非常に良好な状態を維持していた項目がある一方で、今後も注意深く見ていくべき項目も残っていました。

このことは、

「生物学的年齢が若ければ、すべてが完璧」というわけではない

ことを示しています。

老化は、単一の臓器や一つの検査値で決まるものではなく、身体全体のネットワークとして捉える必要があります。

私たちが目指しているのは「若返り」ではなく「回復医療」です

私たちは、このような結果をすぐに「若返り」と表現することには慎重でありたいと考えています。

一人の患者さんの経過だけで、特定の治療効果や因果関係を結論づけることはできません。

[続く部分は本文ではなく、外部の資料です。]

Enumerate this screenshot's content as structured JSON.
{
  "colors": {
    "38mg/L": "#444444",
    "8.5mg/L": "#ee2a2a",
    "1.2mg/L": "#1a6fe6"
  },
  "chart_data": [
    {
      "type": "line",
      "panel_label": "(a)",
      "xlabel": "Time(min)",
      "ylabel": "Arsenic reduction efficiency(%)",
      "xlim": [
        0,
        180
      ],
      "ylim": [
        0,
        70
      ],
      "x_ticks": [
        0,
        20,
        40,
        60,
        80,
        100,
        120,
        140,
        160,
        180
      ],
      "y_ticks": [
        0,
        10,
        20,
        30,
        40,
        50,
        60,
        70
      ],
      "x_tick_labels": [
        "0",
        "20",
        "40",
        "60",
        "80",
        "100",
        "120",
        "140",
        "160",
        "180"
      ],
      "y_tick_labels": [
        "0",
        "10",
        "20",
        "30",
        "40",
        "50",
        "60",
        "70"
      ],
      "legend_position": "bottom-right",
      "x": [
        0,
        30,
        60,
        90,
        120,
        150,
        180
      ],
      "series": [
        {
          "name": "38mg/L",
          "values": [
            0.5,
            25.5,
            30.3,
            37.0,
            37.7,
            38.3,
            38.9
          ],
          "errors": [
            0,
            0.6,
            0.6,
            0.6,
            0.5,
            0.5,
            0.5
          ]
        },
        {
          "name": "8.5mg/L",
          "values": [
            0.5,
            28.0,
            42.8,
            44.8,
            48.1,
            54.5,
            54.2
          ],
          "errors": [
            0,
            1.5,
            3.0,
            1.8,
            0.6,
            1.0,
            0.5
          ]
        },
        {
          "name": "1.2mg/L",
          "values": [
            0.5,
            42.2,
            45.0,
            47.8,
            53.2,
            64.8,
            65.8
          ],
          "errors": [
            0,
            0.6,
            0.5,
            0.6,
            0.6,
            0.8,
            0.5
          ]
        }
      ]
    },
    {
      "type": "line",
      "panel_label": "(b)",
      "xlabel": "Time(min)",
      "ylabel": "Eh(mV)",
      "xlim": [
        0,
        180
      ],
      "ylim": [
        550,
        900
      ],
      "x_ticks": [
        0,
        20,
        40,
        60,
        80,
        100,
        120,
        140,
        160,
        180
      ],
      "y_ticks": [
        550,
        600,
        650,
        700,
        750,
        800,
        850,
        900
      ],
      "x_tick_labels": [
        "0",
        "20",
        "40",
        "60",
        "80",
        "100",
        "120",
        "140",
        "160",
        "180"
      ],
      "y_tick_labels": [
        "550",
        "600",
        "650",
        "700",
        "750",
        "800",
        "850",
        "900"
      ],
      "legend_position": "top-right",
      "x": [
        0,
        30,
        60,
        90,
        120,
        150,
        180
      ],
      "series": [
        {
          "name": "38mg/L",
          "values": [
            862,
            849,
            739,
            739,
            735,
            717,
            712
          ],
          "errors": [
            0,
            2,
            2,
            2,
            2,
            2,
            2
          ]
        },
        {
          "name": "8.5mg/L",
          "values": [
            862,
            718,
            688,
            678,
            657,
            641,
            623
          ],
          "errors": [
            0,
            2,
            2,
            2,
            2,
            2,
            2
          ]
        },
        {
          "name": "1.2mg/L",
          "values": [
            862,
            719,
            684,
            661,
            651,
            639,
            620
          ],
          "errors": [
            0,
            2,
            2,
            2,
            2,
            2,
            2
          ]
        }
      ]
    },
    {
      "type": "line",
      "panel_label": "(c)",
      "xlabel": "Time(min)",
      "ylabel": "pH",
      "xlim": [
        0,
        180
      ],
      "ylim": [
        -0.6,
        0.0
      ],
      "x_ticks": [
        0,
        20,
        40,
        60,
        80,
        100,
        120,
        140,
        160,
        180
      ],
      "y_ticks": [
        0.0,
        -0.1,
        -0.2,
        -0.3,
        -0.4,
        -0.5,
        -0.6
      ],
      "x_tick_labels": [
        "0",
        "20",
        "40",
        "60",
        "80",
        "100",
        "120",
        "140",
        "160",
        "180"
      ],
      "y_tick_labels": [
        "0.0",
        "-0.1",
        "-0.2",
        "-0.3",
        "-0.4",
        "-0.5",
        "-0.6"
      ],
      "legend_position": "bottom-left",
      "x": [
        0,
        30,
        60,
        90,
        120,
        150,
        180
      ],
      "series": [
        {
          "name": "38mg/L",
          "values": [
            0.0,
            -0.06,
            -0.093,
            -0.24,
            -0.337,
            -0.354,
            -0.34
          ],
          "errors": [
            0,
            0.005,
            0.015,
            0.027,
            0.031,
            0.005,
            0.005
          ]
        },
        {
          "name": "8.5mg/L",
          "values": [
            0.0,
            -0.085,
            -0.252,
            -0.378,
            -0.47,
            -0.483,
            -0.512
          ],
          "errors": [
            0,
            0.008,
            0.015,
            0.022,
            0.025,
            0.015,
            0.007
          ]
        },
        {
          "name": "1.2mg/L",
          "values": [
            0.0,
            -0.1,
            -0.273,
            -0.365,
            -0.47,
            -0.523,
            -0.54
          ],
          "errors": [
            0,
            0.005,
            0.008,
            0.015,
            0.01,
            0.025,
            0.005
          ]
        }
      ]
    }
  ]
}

また、どの介入がどの程度影響したのかも、現時点では明らかではありません。

それでも、継続的な取り組みの中で、80歳を超えても良好な生物学的状態が維持されていたことは、今後さらに研究する価値のある重要な観察結果です。

私たちが目指しているのは、時間を巻き戻すことではありません。

目指しているのは、

時間が進んでも、身体が回復できる状態を保つこと

です。

これを私たちは、

Recovery Medicine

回復医療

と呼んでいます。

今後について

現在、このような継続データを慎重に整理し、今後の研究や学会発表につなげる準備を進めています。

現時点では症例レベルの観察結果であり、医学的な結論を示すものではありません。

今後、同様の評価を複数の方で継続し、

  • 生物学的年齢
  • 老化スピード
  • 炎症関連指標
  • 身体機能
  • ミトコンドリア関連指標

などを組み合わせて検証していく必要があります。

私たちはこれからも、数字を大きく見せるのではなく、科学的に慎重に、再現性を確かめながら研究を進めていきます。

MITO RISING Perspective

Aging is not time.

老化とは、単なる時間の経過ではありません。

老化とは、身体が本来持つ回復力が少しずつ失われていくことです。

そして、回復力を維持できれば、時間が進んでも、生物学的な老化を穏やかにできる可能性があります。

今回の結果は、その可能性を考えるうえで、非常に興味深い一例です。

Author:

武本 重毅

聚楽内科クリニックの院長、医学博士。